1 Real Madrid 2 Inter 3 Shakhtar 4 Sheriff
There are three former winners and a former semi-finalist in Group E, but this should be relatively straightforward for Bayern, who beat Barcelona 8-2 last time they met. They will, almost certainly, win a 10th successive Bundesliga title this season but that dominance means their season will be judged largely on results in Europe where Nagelsmann has not yet convinced. For the first time since 2003, Barcelona will begin a Champions League campaign without Messi and, indeed, much in the way of hope. Dynamo Kyiv lost only once in winning the title under the veteran Romanian coach Mircea Lucescu last season, their first championship in five years, while Benfica finished third in Portugal following the return of the manager Jorge Jesus from Flamengo, where he won the Copa Libertadores.
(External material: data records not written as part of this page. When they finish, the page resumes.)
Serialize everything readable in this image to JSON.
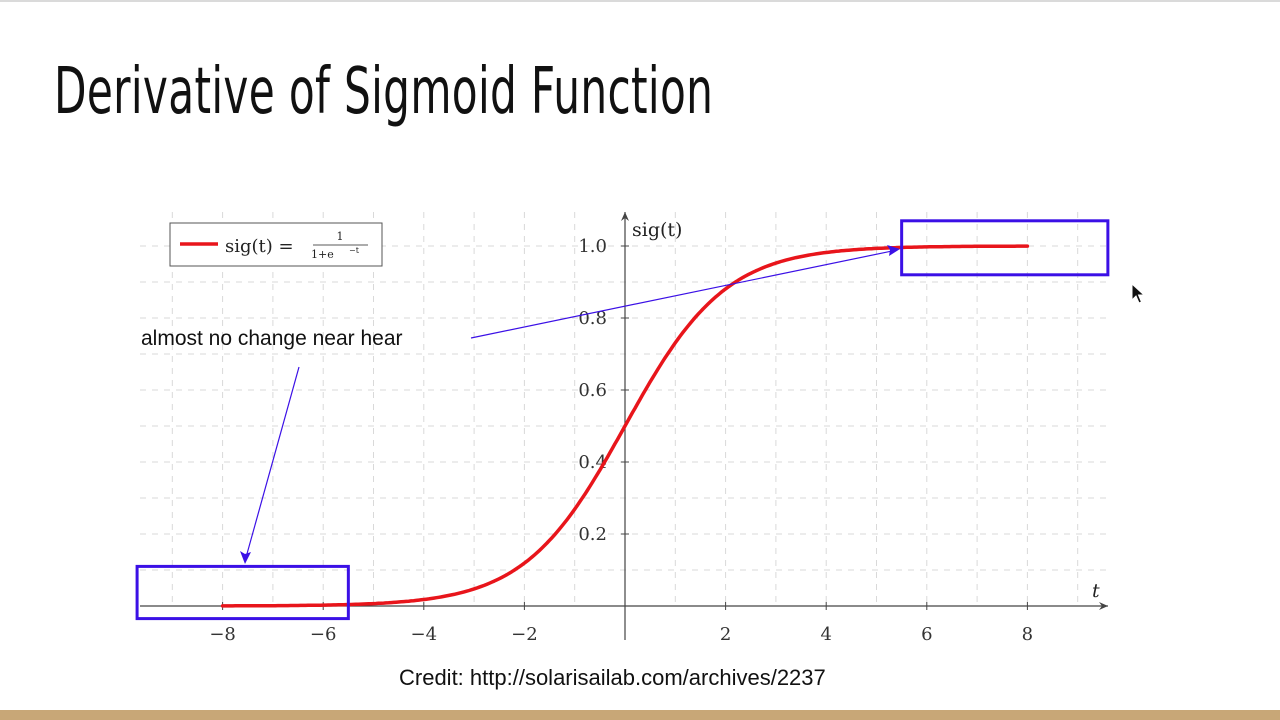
{
  "slide": {
    "title": "Derivative of Sigmoid Function",
    "annotation": "almost no change near hear",
    "credit": "Credit: http://solarisailab.com/archives/2237"
  },
  "chart_data": {
    "type": "line",
    "function": "sig(t) = 1 / (1 + e^(-t))",
    "ylabel": "sig(t)",
    "xlabel": "t",
    "xticks": [
      -8,
      -6,
      -4,
      -2,
      2,
      4,
      6,
      8
    ],
    "xtick_labels": [
      "−8",
      "−6",
      "−4",
      "−2",
      "2",
      "4",
      "6",
      "8"
    ],
    "yticks": [
      0.2,
      0.4,
      0.6,
      0.8,
      1.0
    ],
    "ytick_labels": [
      "0.2",
      "0.4",
      "0.6",
      "0.8",
      "1.0"
    ],
    "xlim": [
      -10,
      10
    ],
    "ylim": [
      0,
      1.1
    ],
    "grid": true,
    "legend": {
      "placement": "top-left",
      "label": "sig(t) =",
      "fraction_numerator": "1",
      "fraction_denominator": "1+e",
      "fraction_denominator_exponent": "−t"
    },
    "series": [
      {
        "name": "sig(t) = 1/(1+e^-t)",
        "color": "#e8151b",
        "x_range": [
          -8,
          8
        ],
        "samples": [
          {
            "x": -8,
            "y": 0.0003
          },
          {
            "x": -6,
            "y": 0.0025
          },
          {
            "x": -4,
            "y": 0.018
          },
          {
            "x": -2,
            "y": 0.119
          },
          {
            "x": 0,
            "y": 0.5
          },
          {
            "x": 2,
            "y": 0.881
          },
          {
            "x": 4,
            "y": 0.982
          },
          {
            "x": 6,
            "y": 0.9975
          },
          {
            "x": 8,
            "y": 0.9997
          }
        ]
      }
    ],
    "highlight_regions": [
      {
        "name": "left-flat-region",
        "x_range": [
          -9.7,
          -5.5
        ],
        "y_range": [
          -0.035,
          0.11
        ]
      },
      {
        "name": "right-flat-region",
        "x_range": [
          5.5,
          9.6
        ],
        "y_range": [
          0.92,
          1.07
        ]
      }
    ],
    "highlight_color": "#3b10e6"
  }
}
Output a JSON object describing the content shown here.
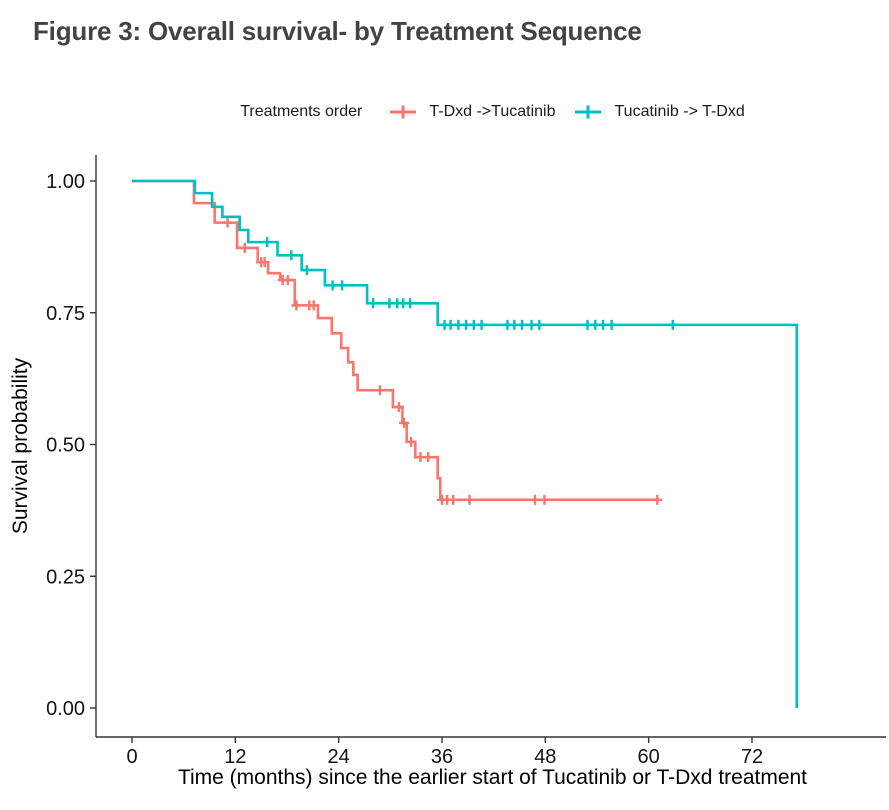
{
  "figure": {
    "title": "Figure 3: Overall survival- by Treatment Sequence"
  },
  "legend": {
    "title": "Treatments order",
    "items": [
      {
        "label": "T-Dxd ->Tucatinib",
        "color": "#F8766D"
      },
      {
        "label": "Tucatinib -> T-Dxd",
        "color": "#00BFC4"
      }
    ]
  },
  "chart_data": {
    "type": "line",
    "variant": "kaplan-meier-step",
    "title": "",
    "xlabel": "Time (months) since the earlier start of Tucatinib or T-Dxd treatment",
    "ylabel": "Survival probability",
    "xlim": [
      -4,
      84
    ],
    "ylim": [
      -0.05,
      1.05
    ],
    "x_ticks": [
      0,
      12,
      24,
      36,
      48,
      60,
      72
    ],
    "y_ticks": [
      {
        "label": "1.00",
        "value": 1.0
      },
      {
        "label": "0.75",
        "value": 0.75
      },
      {
        "label": "0.50",
        "value": 0.5
      },
      {
        "label": "0.25",
        "value": 0.25
      },
      {
        "label": "0.00",
        "value": 0.0
      }
    ],
    "grid": false,
    "legend_position": "top",
    "series": [
      {
        "id": "tdxd-tucatinib",
        "name": "T-Dxd ->Tucatinib",
        "color": "#F8766D",
        "steps": [
          [
            0,
            1.0
          ],
          [
            7.2,
            0.958
          ],
          [
            9.6,
            0.921
          ],
          [
            12.2,
            0.873
          ],
          [
            14.6,
            0.846
          ],
          [
            15.8,
            0.825
          ],
          [
            17.2,
            0.812
          ],
          [
            18.9,
            0.764
          ],
          [
            21.6,
            0.74
          ],
          [
            23.2,
            0.711
          ],
          [
            24.3,
            0.683
          ],
          [
            25.1,
            0.656
          ],
          [
            25.7,
            0.632
          ],
          [
            26.2,
            0.603
          ],
          [
            30.3,
            0.571
          ],
          [
            31.4,
            0.541
          ],
          [
            31.9,
            0.505
          ],
          [
            32.9,
            0.476
          ],
          [
            35.5,
            0.436
          ],
          [
            35.8,
            0.395
          ]
        ],
        "end_time": 61.2,
        "censor_times": [
          11.1,
          13.1,
          15.0,
          15.4,
          17.5,
          18.1,
          19.1,
          20.6,
          21.1,
          28.8,
          31.0,
          31.6,
          32.4,
          33.5,
          34.4,
          36.0,
          36.6,
          37.3,
          39.2,
          46.8,
          47.9,
          61.0
        ]
      },
      {
        "id": "tucatinib-tdxd",
        "name": "Tucatinib -> T-Dxd",
        "color": "#00BFC4",
        "steps": [
          [
            0,
            1.0
          ],
          [
            7.3,
            0.977
          ],
          [
            9.3,
            0.951
          ],
          [
            10.5,
            0.932
          ],
          [
            12.5,
            0.907
          ],
          [
            13.5,
            0.884
          ],
          [
            16.9,
            0.859
          ],
          [
            19.7,
            0.831
          ],
          [
            22.4,
            0.802
          ],
          [
            27.3,
            0.768
          ],
          [
            35.5,
            0.727
          ],
          [
            77.2,
            0.0
          ]
        ],
        "end_time": 77.2,
        "censor_times": [
          15.7,
          18.5,
          20.3,
          23.3,
          24.4,
          28.0,
          29.9,
          30.8,
          31.5,
          32.3,
          36.3,
          37.0,
          37.9,
          38.8,
          39.7,
          40.6,
          43.6,
          44.4,
          45.3,
          46.4,
          47.3,
          52.9,
          53.8,
          54.7,
          55.7,
          62.8
        ]
      }
    ]
  }
}
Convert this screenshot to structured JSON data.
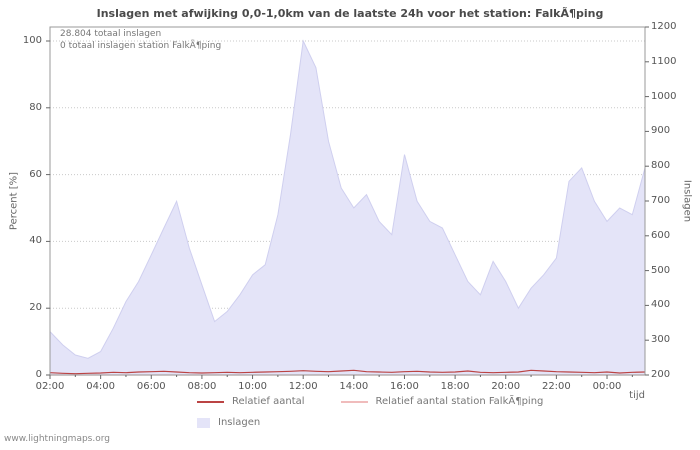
{
  "watermark": "www.lightningmaps.org",
  "annotations": {
    "total": "28.804 totaal inslagen",
    "station_total": "0 totaal inslagen station FalkÃ¶ping"
  },
  "chart_data": {
    "type": "area",
    "title": "Inslagen met afwijking 0,0-1,0km van de laatste 24h voor het station: FalkÃ¶ping",
    "xlabel": "tijd",
    "ylabel_left": "Percent [%]",
    "ylabel_right": "Inslagen",
    "ylim_left": [
      0,
      100
    ],
    "ylim_right": [
      200,
      1200
    ],
    "y_ticks_left": [
      0,
      20,
      40,
      60,
      80,
      100
    ],
    "y_ticks_right": [
      200,
      300,
      400,
      500,
      600,
      700,
      800,
      900,
      1000,
      1100,
      1200
    ],
    "x_ticks": [
      "02:00",
      "04:00",
      "06:00",
      "08:00",
      "10:00",
      "12:00",
      "14:00",
      "16:00",
      "18:00",
      "20:00",
      "22:00",
      "00:00"
    ],
    "x": [
      "02:00",
      "02:30",
      "03:00",
      "03:30",
      "04:00",
      "04:30",
      "05:00",
      "05:30",
      "06:00",
      "06:30",
      "07:00",
      "07:30",
      "08:00",
      "08:30",
      "09:00",
      "09:30",
      "10:00",
      "10:30",
      "11:00",
      "11:30",
      "12:00",
      "12:30",
      "13:00",
      "13:30",
      "14:00",
      "14:30",
      "15:00",
      "15:30",
      "16:00",
      "16:30",
      "17:00",
      "17:30",
      "18:00",
      "18:30",
      "19:00",
      "19:30",
      "20:00",
      "20:30",
      "21:00",
      "21:30",
      "22:00",
      "22:30",
      "23:00",
      "23:30",
      "00:00",
      "00:30",
      "01:00",
      "01:30"
    ],
    "grid": "horizontal-dotted",
    "legend_position": "bottom",
    "series": [
      {
        "name": "Inslagen",
        "type": "area",
        "axis": "left",
        "units": "percent_of_max",
        "color": "#e4e4f8",
        "edge_color": "#cfcfef",
        "values": [
          13,
          9,
          6,
          5,
          7,
          14,
          22,
          28,
          36,
          44,
          52,
          38,
          27,
          16,
          19,
          24,
          30,
          33,
          48,
          72,
          100,
          92,
          70,
          56,
          50,
          54,
          46,
          42,
          66,
          52,
          46,
          44,
          36,
          28,
          24,
          34,
          28,
          20,
          26,
          30,
          35,
          58,
          62,
          52,
          46,
          50,
          48,
          62
        ]
      },
      {
        "name": "Relatief aantal",
        "type": "line",
        "axis": "left",
        "units": "percent",
        "color": "#bb4444",
        "values": [
          0.7,
          0.5,
          0.4,
          0.5,
          0.6,
          0.8,
          0.7,
          0.9,
          1.0,
          1.1,
          0.9,
          0.7,
          0.6,
          0.7,
          0.8,
          0.7,
          0.8,
          0.9,
          1.0,
          1.1,
          1.3,
          1.1,
          1.0,
          1.2,
          1.4,
          1.0,
          0.9,
          0.8,
          1.0,
          1.1,
          0.9,
          0.8,
          0.9,
          1.2,
          0.8,
          0.7,
          0.8,
          0.9,
          1.4,
          1.2,
          1.0,
          0.9,
          0.8,
          0.7,
          0.9,
          0.6,
          0.8,
          0.9
        ]
      },
      {
        "name": "Relatief aantal station FalkÃ¶ping",
        "type": "line",
        "axis": "left",
        "units": "percent",
        "color": "#f0bcbc",
        "values": [
          0,
          0,
          0,
          0,
          0,
          0,
          0,
          0,
          0,
          0,
          0,
          0,
          0,
          0,
          0,
          0,
          0,
          0,
          0,
          0,
          0,
          0,
          0,
          0,
          0,
          0,
          0,
          0,
          0,
          0,
          0,
          0,
          0,
          0,
          0,
          0,
          0,
          0,
          0,
          0,
          0,
          0,
          0,
          0,
          0,
          0,
          0,
          0
        ]
      }
    ],
    "legend": {
      "rows": [
        [
          {
            "label": "Relatief aantal",
            "color": "#bb4444",
            "marker": "line"
          },
          {
            "label": "Relatief aantal station FalkÃ¶ping",
            "color": "#f0bcbc",
            "marker": "line"
          }
        ],
        [
          {
            "label": "Inslagen",
            "color": "#e4e4f8",
            "marker": "area"
          }
        ]
      ]
    }
  }
}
1 Bayern 2 Barcelona 3 Dynamo Kyiv 4 Benfica
Having gone out in the group stage last season, this is a tricky draw for Manchester United, for whom the signings of Raphaël Varane and Jadon Sancho mean there can be no more excuses. Seventh in La Liga last season, Villarreal would not be a Pot 1 side anybody would fear necessarily, but Unai Emery is a master of European competition – as he proved by beating United in the Europa League final. With more luck in the home leg of the last-16 tie last season, Giampiero Gasperini’s hard-pressing Atalanta might have eliminated Madrid, and the season before they pushed PSG close in the quarter-final. Young Boys lost just twice to win the Swiss title by 31 points under Gerardo Seoane but he has since moved to Bayer Leverkusen to be replaced by David Wagner.
1 Manchester United 2 Atalanta 3 Villarreal 4 Young Boys
Group G is by some way the weakest group. Lille have lost their manager Christophe Galtier since their shock title success last season, and would probably have been the weakest side in Pot 1 anyway. Sevilla got within nine points of the Spanish champions Atlético last season and they’ve started this season with a pair of victories, but they’re also probably the poorest side in Pot 2. Wolfsburg, meanwhile, have lost their coach Oliver Glasner since finishing fourth in the Bundesliga. That represents an opportunity for RB Salzburg, who are becoming a regular presence in the group stage. They’ve won five out of five in the league this season and saw off Brondby in a play-off despite the usual high turnover of players and the sales of their two highly rated Zambians, Patson Daka and Enock Mwepu.
1 Salzburg 2 Sevilla 3 Wolfsburg 4 Lille
What could have been a very testing group became rather less so after the Pot 3 and Pot 4 sides were drawn. Zenit lost only three games as they claimed a third successive Russian league title under Sergei Semak and should not be underestimated, but they are not at the level of Chelsea, the defending champions, now bolstered by the signing of Romelu Lukaku. Juventus, the Cristiano Ronaldo situation notwithstanding, can be expected to be much more competitive now Massimiliano Allegri has returned to replace Andrea Pirlo. Malmo, now managed by the former Newcastle striker Jon Dahl Tomasson, had to pass through four rounds to reach the group stage for the third time.